While for homomorphic encryption only solutions for general binary and arithmetic circuits are available (so any type of complex computation must be implemented manually), for MPC there are already comparatively mature integrations with popular ML/DL frameworks.

TF Encrypted allows for seamless transition between using standard TF and the privacy-preserving version — the only difference is that instead of the usual tf.Tensor TFE uses PrivateTensor. Tensor additions are essentially the same, and tensor multiplications require computing servers (typically, 2 servers) to exchange special “masked tensors” (which are an extension of Beaver’s trick for tensors). So, while data exchange during instantiation of private tensors and multiplication has to be implemented manually, other methods and utilities from TF work just as they do in standard local computation.

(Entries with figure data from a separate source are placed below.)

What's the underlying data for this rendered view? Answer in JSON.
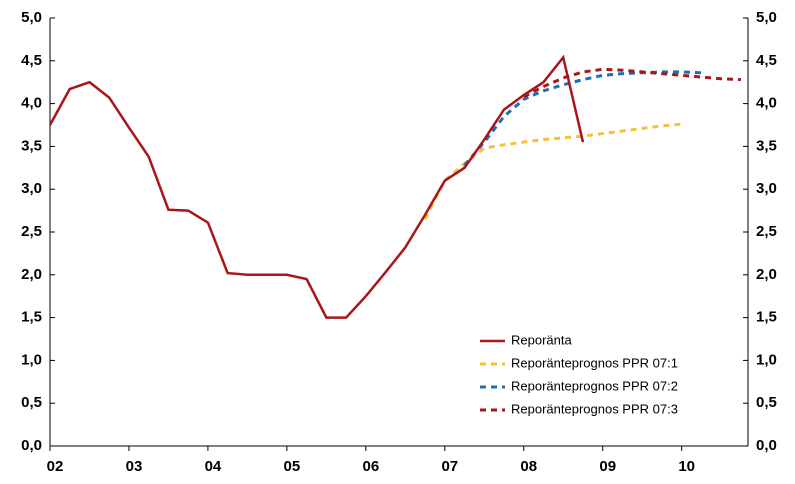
{
  "chart_data": {
    "type": "line",
    "x": [
      2002,
      2002.25,
      2002.5,
      2002.75,
      2003,
      2003.25,
      2003.5,
      2003.75,
      2004,
      2004.25,
      2004.5,
      2004.75,
      2005,
      2005.25,
      2005.5,
      2005.75,
      2006,
      2006.25,
      2006.5,
      2006.75,
      2007,
      2007.25,
      2007.5,
      2007.75,
      2008,
      2008.25,
      2008.5,
      2008.75,
      2009,
      2009.25,
      2009.5,
      2009.75,
      2010,
      2010.25,
      2010.5,
      2010.75
    ],
    "series": [
      {
        "name": "Reporänta",
        "color": "#a8161b",
        "dash": false,
        "values": [
          3.75,
          4.17,
          4.25,
          4.07,
          3.72,
          3.38,
          2.76,
          2.75,
          2.61,
          2.02,
          2.0,
          2.0,
          2.0,
          1.95,
          1.5,
          1.5,
          1.75,
          2.03,
          2.32,
          2.7,
          3.1,
          3.25,
          3.58,
          3.93,
          4.1,
          4.25,
          4.54,
          3.55,
          null,
          null,
          null,
          null,
          null,
          null,
          null,
          null
        ]
      },
      {
        "name": "Reporänteprognos PPR 07:1",
        "color": "#f5c03a",
        "dash": true,
        "values": [
          null,
          null,
          null,
          null,
          null,
          null,
          null,
          null,
          null,
          null,
          null,
          null,
          null,
          null,
          null,
          null,
          null,
          null,
          null,
          2.65,
          3.1,
          3.3,
          3.48,
          3.52,
          3.55,
          3.58,
          3.6,
          3.62,
          3.65,
          3.68,
          3.71,
          3.74,
          3.76,
          null,
          null,
          null
        ]
      },
      {
        "name": "Reporänteprognos PPR 07:2",
        "color": "#1a70b8",
        "dash": true,
        "values": [
          null,
          null,
          null,
          null,
          null,
          null,
          null,
          null,
          null,
          null,
          null,
          null,
          null,
          null,
          null,
          null,
          null,
          null,
          null,
          null,
          null,
          3.28,
          3.55,
          3.85,
          4.05,
          4.15,
          4.22,
          4.28,
          4.33,
          4.35,
          4.36,
          4.37,
          4.37,
          4.36,
          null,
          null
        ]
      },
      {
        "name": "Reporänteprognos PPR 07:3",
        "color": "#a8161b",
        "dash": true,
        "values": [
          null,
          null,
          null,
          null,
          null,
          null,
          null,
          null,
          null,
          null,
          null,
          null,
          null,
          null,
          null,
          null,
          null,
          null,
          null,
          null,
          null,
          null,
          null,
          null,
          4.08,
          4.2,
          4.3,
          4.37,
          4.4,
          4.39,
          4.37,
          4.35,
          4.33,
          4.31,
          4.29,
          4.28
        ]
      }
    ],
    "xlim": [
      2002,
      2010.84
    ],
    "xticks": [
      {
        "value": 2002,
        "label": "02"
      },
      {
        "value": 2003,
        "label": "03"
      },
      {
        "value": 2004,
        "label": "04"
      },
      {
        "value": 2005,
        "label": "05"
      },
      {
        "value": 2006,
        "label": "06"
      },
      {
        "value": 2007,
        "label": "07"
      },
      {
        "value": 2008,
        "label": "08"
      },
      {
        "value": 2009,
        "label": "09"
      },
      {
        "value": 2010,
        "label": "10"
      }
    ],
    "ylim": [
      0,
      5
    ],
    "yticks": [
      {
        "value": 0,
        "label": "0,0"
      },
      {
        "value": 0.5,
        "label": "0,5"
      },
      {
        "value": 1,
        "label": "1,0"
      },
      {
        "value": 1.5,
        "label": "1,5"
      },
      {
        "value": 2,
        "label": "2,0"
      },
      {
        "value": 2.5,
        "label": "2,5"
      },
      {
        "value": 3,
        "label": "3,0"
      },
      {
        "value": 3.5,
        "label": "3,5"
      },
      {
        "value": 4,
        "label": "4,0"
      },
      {
        "value": 4.5,
        "label": "4,5"
      },
      {
        "value": 5,
        "label": "5,0"
      }
    ],
    "grid": false,
    "legend": "lower right"
  }
}
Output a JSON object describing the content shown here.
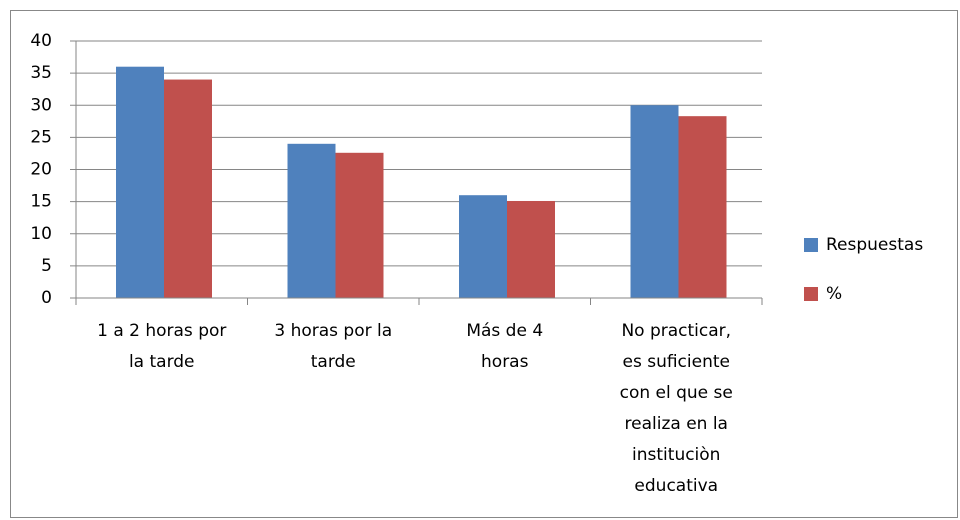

PySyft is similar to TFE, but also allows to use pyTorch as backend. Unlike TFE, it also allows provides out-of-the-box tools for differential privacy and federated learning. Differential privacy and federated learning are not privacy-preserving ML techniques, but rather techniques for aggregating user data that are anonymous by design. Although this is out of scope of this article, this Google blogpost provides a quick overview with a number of in-depth sources.

Security considerations

MPC could potentially present an alternative to homomorphic encryption for facilitating privacy-preserving machine learning computation. A significant advantage of the MPC approach compared to HE is the existence of developed toolkits specifically tailored to machine learning (in contrast to HE, where existing implementations only provide a low-level interface). Additionally, performance tests suggest that, while the computational overhead is still quite large, it is several orders of magnitude lower than in HE.

However, there are challenges that complicate practical use of SPDZ and similar protocols for ML:

Current MPC protocols have severe communication bottlenecks — essentially, each multiplication gate requires a round of communication from computation nodes. Considering that communication performance tests (presented, e.g., here) show significant slowdown even when performed on different sockets on the same machine (i.e., without latency), adding latency for each multiplication gate would likely make the system impractical. Although this can be somewhat remedied by applying multiplication to whole tensors (which is done often in practice), the problem will remain on a smaller scale.
Current MPC protocols employ strong security assumptions within the so-called “passive-but-curious” or “semi-honest” adversary model, which assumes that (in the concrete case of 2PC) only one of the computing nodes is corrupted at any time. This is highly restrictive in any setting, especially fully trustless networks — one of the parties in an ML computation (the data owner or the model owner) can simply bribe both computing nodes and recover shares of their counterparty’s data/model weights. Although there are MPC protocols that assume stronger adversaries, they are mostly concerned with ensuring the computation correctness, and do not protect from data leakage.
Most MPC protocols only support addition and multiplication circuits, and more complex non-polynomial operations (such as equality checks and comparisons) require additional techniques which increase overhead.

Conclusion

MPC protocols for privacy-preserving ML solve a very relevant modern problem, and, as such, R&D in this sphere is extremely active. Just in the last 2 years there were a number of significant publications and released implementations.

Although protocols and their implementations are (as of yet) unfit for fully trustless environments due to their strong assumptions on lack of collusion, they already can be used in certain limited scenarios.

We believe that any researcher in cryptography or DLT should be at least aware of this field, as the current rate of R&D implies that practical solutions will soon appear, opening a possibility for more ethical and transparent practices in handling of user data.